It‘s no secret I am a germ-a-phobe. I have got all sorts of problems with public washrooms, other people, doctor’s offices… I shudder at shared things like door handles, library books, bowling shoes, etc. Other people collect stamps and trading cards; I collect different scented hand sanitizers. So last night when I found myself in the following situation I am surprised that I am still living to tell it.
Big T and Lil’J attend a weekly “gym” class where they can run, jump and be wild. They have themed weeks where they, and other children learn about sports, sings songs, dance, interact with other children, etc. It’s great; we’ve been going for years. Big T is now at an age where he no longer needs to be in the “parent/tot” class and can go in while I, and other parents watch from the glass window outside. It’s funny to watch this class because all the children copy each other in everything, including if one goes to the bathroom, each of them has to go the bathroom.
Yesterday, one of the kids came out of the class and asked his dad for water. When he opened the door to return the class, another child slipped out and asked his mom for water. I could see Big T making his way to the door and sure enough he slipped out and asked me for water. When I arose to grab a cup and take it to the fountain, another child’s dad handed him a cup of water.
Other Dad: “Here drink this it’s William’s* and my water, you can drink it its just water.”
Big T: Grabbed the cup and started to guzzle the water.

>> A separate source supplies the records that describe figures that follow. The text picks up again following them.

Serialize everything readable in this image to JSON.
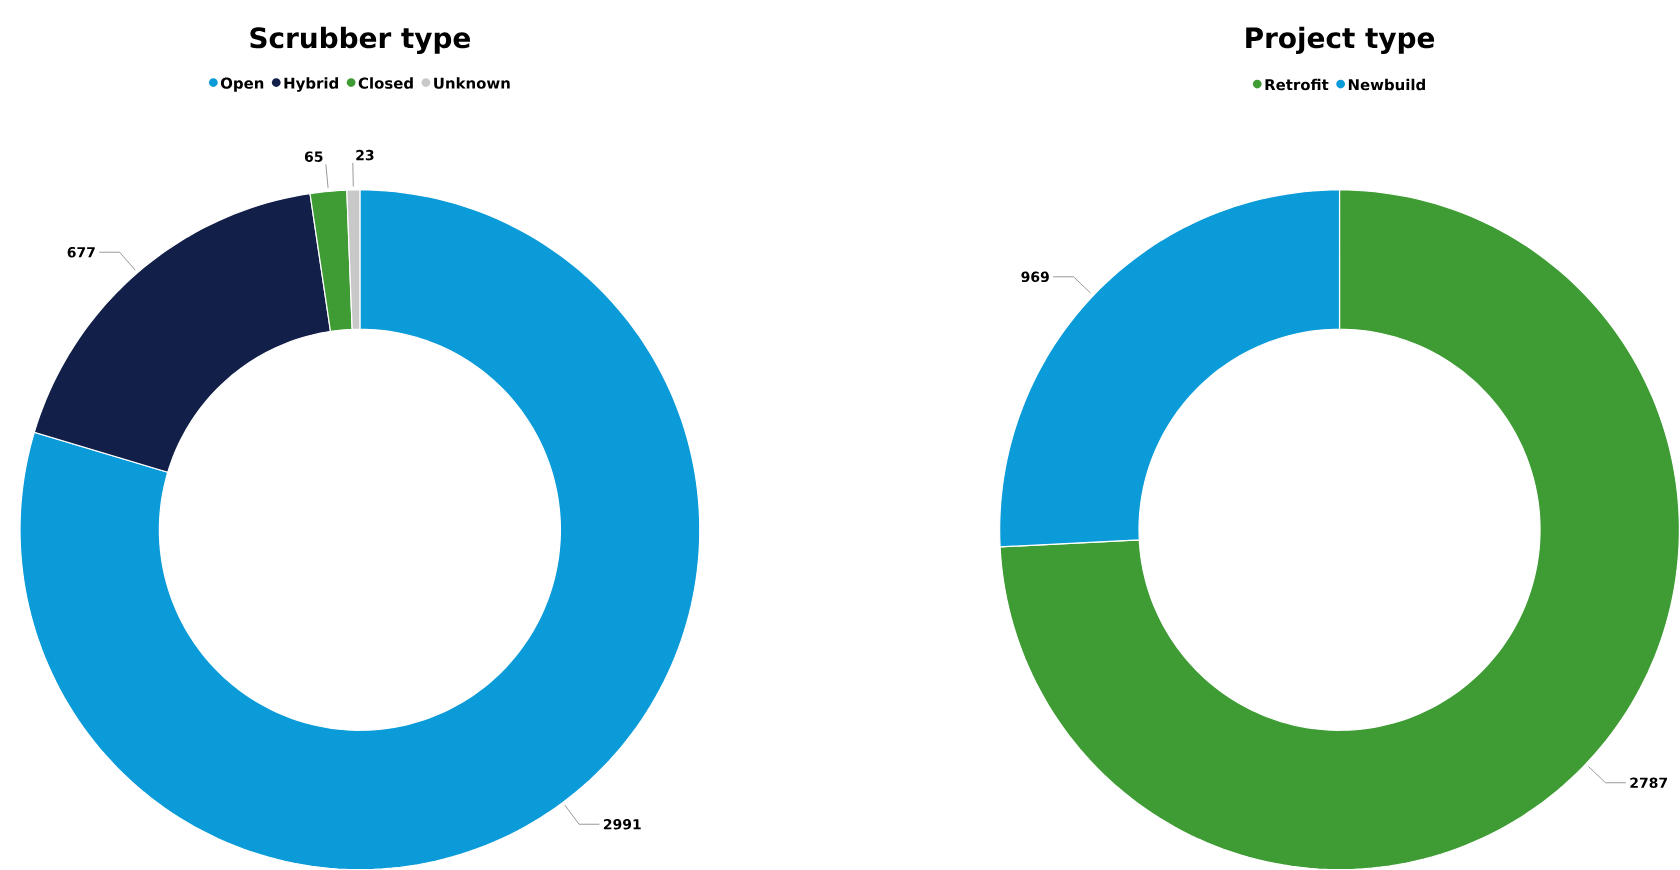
{
  "chart_data": [
    {
      "type": "donut",
      "title": "Scrubber type",
      "categories": [
        "Open",
        "Hybrid",
        "Closed",
        "Unknown"
      ],
      "values": [
        2991,
        677,
        65,
        23
      ],
      "colors": [
        "#0a9bd8",
        "#121f48",
        "#3f9c35",
        "#c8c8c8"
      ],
      "data_labels": true,
      "legend": "top"
    },
    {
      "type": "donut",
      "title": "Project type",
      "categories": [
        "Retrofit",
        "Newbuild"
      ],
      "values": [
        2787,
        969
      ],
      "colors": [
        "#3f9c35",
        "#0a9bd8"
      ],
      "data_labels": true,
      "legend": "top"
    }
  ]
}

Me: In absolute horror mode, germs, germs, germs, my palms sweaty I take the cup from Big T and say in my most calm, fake voice ever , “that’s enough, if you drink too much you’ll have to pee and miss the class.”
I thanked the Other Dad.
I know I sound like a total bitch, but you don’t know if my son is sick. I don’t know if you are sick. I don’t know if your son is sick. It’s flu season for god sakes. I understand he was being friendly; being a parent to a child, not just his own, but am I a snob for wishing he had asked me something along the lines of “ Can I share some of William’s* water with Big T?”, or “Is he allowed to have water, I have some here?” I mean, what if my kid was deathly allergic to water? Okay, now I am exaggerating, but you get me right? I know kids share drinks all the time and really it’s not a big deal, but I’m a touch grossed out.
Since I’ll be on a first class trip to hell for being an ungrateful beeeatch, what would you have done aside from sterilizing your son’s tongue?
*I changed the child’s name for obvious reasons.